Many members of the Intestinal Flora Transplantation Clinical Study Group also attended the conference, as Dr. Man and Dr. Tanaka serve as directors and councilors, respectively.
At this symposium, entitled “Strategies for Relief of Cancer and Intractable Disease Refugees,” a number of cutting-edge research presentations focused on “finding” and “curing” diseases that are not bound by the standard treatment framework.
Based on a solid foundation, a hypothesis should be formulated to some extent. Ensuring safety through this is the responsibility of basic research.
Clinical research is in charge of making sure that it actually cures the disease properly.
In this symposium, there were presentations from the perspectives of both basic and clinical research, and there was a sense of security and mobility to apply the results to actual practice.
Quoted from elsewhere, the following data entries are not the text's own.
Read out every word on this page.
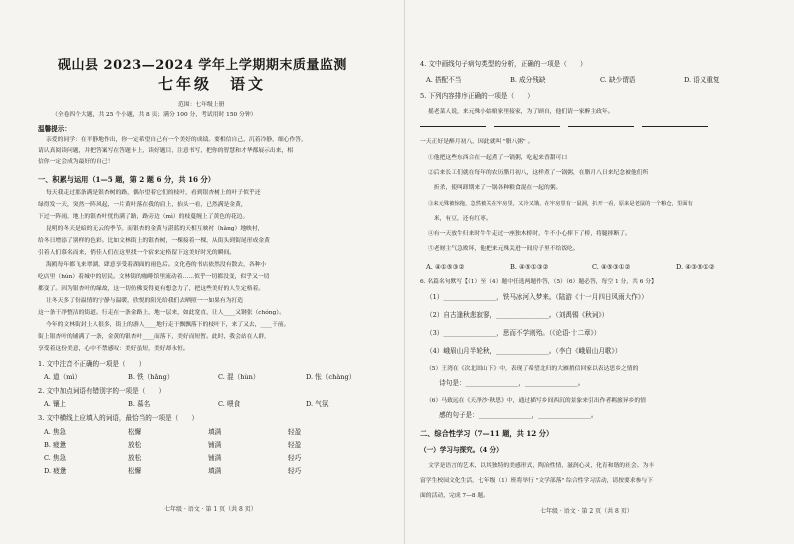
砚山县 2023—2024 学年上学期期末质量监测
七年级　语文
范围：七年级上册
（全卷四个大题，共 25 个小题，共 8 页；满分 100 分，考试用时 150 分钟）
温馨提示：
亲爱的同学：在平静地作出，你一定希望自己有一个美好的成绩。要相信自己，沉着冷静，细心作答，
请认真阅读问题，并把答案写在答题卡上，读好题目，注意书写，把你的智慧和才华都展示出来，相
信你一定会成为最好的自己！
一、积累与运用（1—5 题，第 2 题 6 分，共 16 分）
每天我走过那条满是银杏树的路，偶尔望着它们的枝叶，看到银杏树上的叶子似乎还
绿得发一天，突然一阵风起，一片黄叶落在我的肩上，抬头一看，已然满是金黄，
下过一阵雨，地上的银杏叶忧伤满了路，路旁边（mì）的枝蔓缠上了黄色的花边。
昆明的冬天是暗的无云的季节。而银杏的金黄与湛蓝的天相互映衬（hǎng）地映衬，
给冬日增添了别样的色彩。比如文林街上的银杏树，一棵接着一棵，从街头到街尾形成金黄
引着人们慕名而来，俏佳人们在这里找一个宿来定格留下这美好时光的瞬间。
海鸥每年都飞来翠湖，肆意享受着湖面的雨色后。文化巷的书店依然没有散去，各种小
吃店里（hún）着城中的居民。文林街的咖啡馆里流动着……似乎一切都没变，似乎又一切
都变了。因为银杏叶的缘故，这一切仿佛变得更有想念力了，把这些美好的人生定格着。
让冬天多了份温情的宁静与温暖，欣悦的阳光给我们去晒照一一如果有为打造
这一条干净整洁的街道。行走在一条金路上，地一层来，如此宽直，让人____又钢张（chóng）。
今年的文林街封上人很多，街上的游人____地行走于飘飘落下的枝叶下，来了又去，____干前。
街上银杏叶的铺满了一条，金黄的银杏叶____而落下，美好而短暂。此时，我会站在人群，
享受着这份美意，心中不禁感叹：美好虽短，美好却永恒。
1. 文中注音不正确的一项是（　　）
A. 道（mì）	B. 铁（hǎng）	C. 混（hùn）	D. 怅（chàng）
2. 文中加点词语有错别字的一项是（　　）
A. 镶上	B. 慕名	C. 喂食	D. 气氛
3. 文中横线上应填入的词语，最恰当的一项是（　　）
A. 焦急	松懈	填满	轻盈
B. 疲惫	放松	铺满	轻盈
C. 焦急	放松	铺满	轻巧
D. 疲惫	松懈	填满	轻巧
七年级 · 语文 · 第 1 页（共 8 页）
4. 文中画线句子病句类型的分析，正确的一项是（　　）
A. 搭配不当	B. 成分残缺	C. 缺少谓语	D. 语义重复
5. 下列内容排序正确的一项是（　　）
摇老菜人说，来元殊小姑娘家里接家，为了顾自，他们请一家醉主政年。
一天正好是醉月初八，因此就叫 "腊八粥" 。
①他把这些东西合在一起煮了一锅粥，吃起来香甜可口
②后来长工们就在每年的农历腊月初八，这样煮了一锅粥，在腊月八日来纪念被他们所
　折杀，使叫卸期来了一锅各种粮食混在一起的粥。
③来元殊被惊拖，急然被关在牢房里，又冷又饿，在牢房里有一鼠洞，扒开一看，原来是老鼠的一个粮仓，里面有
　米，有豆，还有红枣。
④有一天放牛归来时牛牛走过一座独木桥时，牛不小心摔下了桥，将腿摔断了。
⑤老财主气急败坏，他把来元殊关进一间房子里不给饭吃。
A. ④①⑤③②	B. ④⑤①③②	C. ④⑤③①②	D. ④③⑤①②
6. 名篇名句默写【（1）至（4）题中任选两题作答，（5）（6）题必答，每空 1 分，共 6 分】
（1）________________，铁马冰河入梦来。（陆游《十一月四日风雨大作》）
（2）自古逢秋悲寂寥，________________。（刘禹锡《秋词》）
（3）________________，思而不学则殆。（《论语·十二章》）
（4）峨眉山月半轮秋，________________。（李白《峨眉山月歌》）
（5）王湾在《次北固山下》中，表现了希望北归的大雁捎信回家以表达思乡之情的
　　诗句是：________________，________________。
（6）马致远在《天净沙·秋思》中，通过描写乡间西沉的景象来引出作者羁旅异乡的情
　　感的句子是：________________，________________。
二、综合性学习（7—11 题，共 12 分）
（一）学习与探究。（4 分）
文学是语言的艺术，以其独特的美感形式，陶冶性情，滋润心灵，化育和谐的社会。为丰
富学生校园文化生活，七年级（1）班将举行 "文学部落" 综合性学习活动，请按要求参与下
面的活动，完成 7—8 题。
七年级 · 语文 · 第 2 页（共 8 页）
People suffering from advanced stage cancer or diseases for which there is no cure under the current standard treatment have been abandoned by doctors and are forced to wait for death with anxious feelings and no place to go, like “refugees”.
We want to continue to offer options to those who wish to live and heal until the end of their lives.
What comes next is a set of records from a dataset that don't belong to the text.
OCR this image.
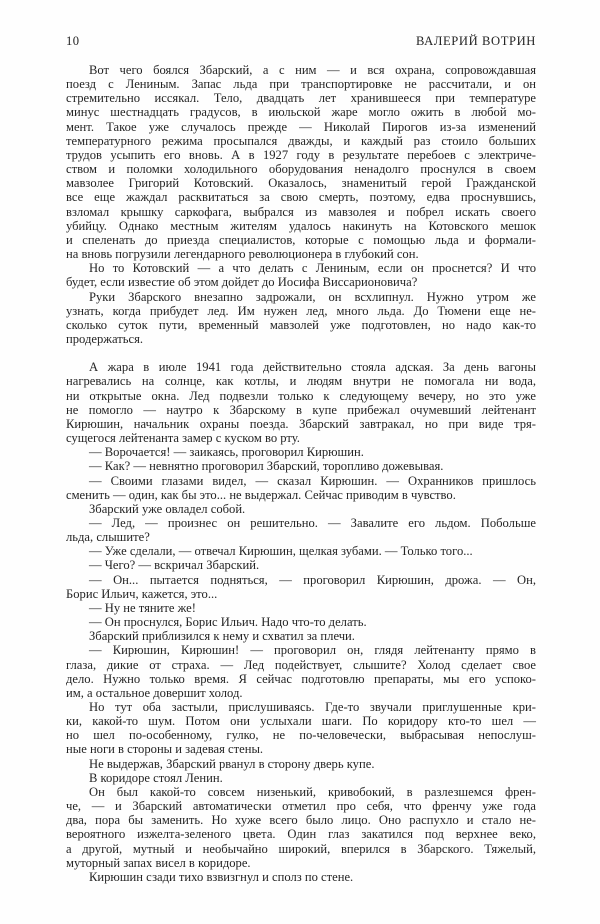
10	ВАЛЕРИЙ ВОТРИН
Вот чего боялся Збарский, а с ним — и вся охрана, сопровождавшая
поезд с Лениным. Запас льда при транспортировке не рассчитали, и он
стремительно иссякал. Тело, двадцать лет хранившееся при температуре
минус шестнадцать градусов, в июльской жаре могло ожить в любой мо-
мент. Такое уже случалось прежде — Николай Пирогов из-за изменений
температурного режима просыпался дважды, и каждый раз стоило больших
трудов усыпить его вновь. А в 1927 году в результате перебоев с электриче-
ством и поломки холодильного оборудования ненадолго проснулся в своем
мавзолее Григорий Котовский. Оказалось, знаменитый герой Гражданской
все еще жаждал расквитаться за свою смерть, поэтому, едва проснувшись,
взломал крышку саркофага, выбрался из мавзолея и побрел искать своего
убийцу. Однако местным жителям удалось накинуть на Котовского мешок
и спеленать до приезда специалистов, которые с помощью льда и формали-
на вновь погрузили легендарного революционера в глубокий сон.
Но то Котовский — а что делать с Лениным, если он проснется? И что
будет, если известие об этом дойдет до Иосифа Виссарионовича?
Руки Збарского внезапно задрожали, он всхлипнул. Нужно утром же
узнать, когда прибудет лед. Им нужен лед, много льда. До Тюмени еще не-
сколько суток пути, временный мавзолей уже подготовлен, но надо как-то
продержаться.
А жара в июле 1941 года действительно стояла адская. За день вагоны
нагревались на солнце, как котлы, и людям внутри не помогала ни вода,
ни открытые окна. Лед подвезли только к следующему вечеру, но это уже
не помогло — наутро к Збарскому в купе прибежал очумевший лейтенант
Кирюшин, начальник охраны поезда. Збарский завтракал, но при виде тря-
сущегося лейтенанта замер с куском во рту.
— Ворочается! — заикаясь, проговорил Кирюшин.
— Как? — невнятно проговорил Збарский, торопливо дожевывая.
— Своими глазами видел, — сказал Кирюшин. — Охранников пришлось
сменить — один, как бы это... не выдержал. Сейчас приводим в чувство.
Збарский уже овладел собой.
— Лед, — произнес он решительно. — Завалите его льдом. Побольше
льда, слышите?
— Уже сделали, — отвечал Кирюшин, щелкая зубами. — Только того...
— Чего? — вскричал Збарский.
— Он... пытается подняться, — проговорил Кирюшин, дрожа. — Он,
Борис Ильич, кажется, это...
— Ну не тяните же!
— Он проснулся, Борис Ильич. Надо что-то делать.
Збарский приблизился к нему и схватил за плечи.
— Кирюшин, Кирюшин! — проговорил он, глядя лейтенанту прямо в
глаза, дикие от страха. — Лед подействует, слышите? Холод сделает свое
дело. Нужно только время. Я сейчас подготовлю препараты, мы его успоко-
им, а остальное довершит холод.
Но тут оба застыли, прислушиваясь. Где-то звучали приглушенные кри-
ки, какой-то шум. Потом они услыхали шаги. По коридору кто-то шел —
но шел по-особенному, гулко, не по-человечески, выбрасывая непослуш-
ные ноги в стороны и задевая стены.
Не выдержав, Збарский рванул в сторону дверь купе.
В коридоре стоял Ленин.
Он был какой-то совсем низенький, кривобокий, в разлезшемся френ-
че, — и Збарский автоматически отметил про себя, что френчу уже года
два, пора бы заменить. Но хуже всего было лицо. Оно распухло и стало не-
вероятного изжелта-зеленого цвета. Один глаз закатился под верхнее веко,
а другой, мутный и необычайно широкий, вперился в Збарского. Тяжелый,
муторный запах висел в коридоре.
Кирюшин сзади тихо взвизгнул и сполз по стене.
The physicians and researchers were very excited to see the results.
The main event
Presentation on “Usefulness of Intestinal Bacteria (Flora) Transplantation Using Special Bacterial Solution” by Dr. Masahiko Shirotani, Executive Director of the Intestinal Flora Transplantation Clinical Study Group and Director of Luke’s Ashiya Clinic, a Hope in Kansai.
We disclosed what is in the special fungal solution, something we are not usually allowed to talk about.
He mentioned the water used for the bacterial solution and also gave a clinical report to date.
At the same time, the two-day event also revealed further issues to be addressed as we move forward with clinical research in the future.
Thanks to all of you, I am experiencing firsthand that the transplantation of intestinal bacteria (plexus), which started in a small private clinic, is moving to a new level.
Thank you so much.
We want to protect and nurture them with care and respect.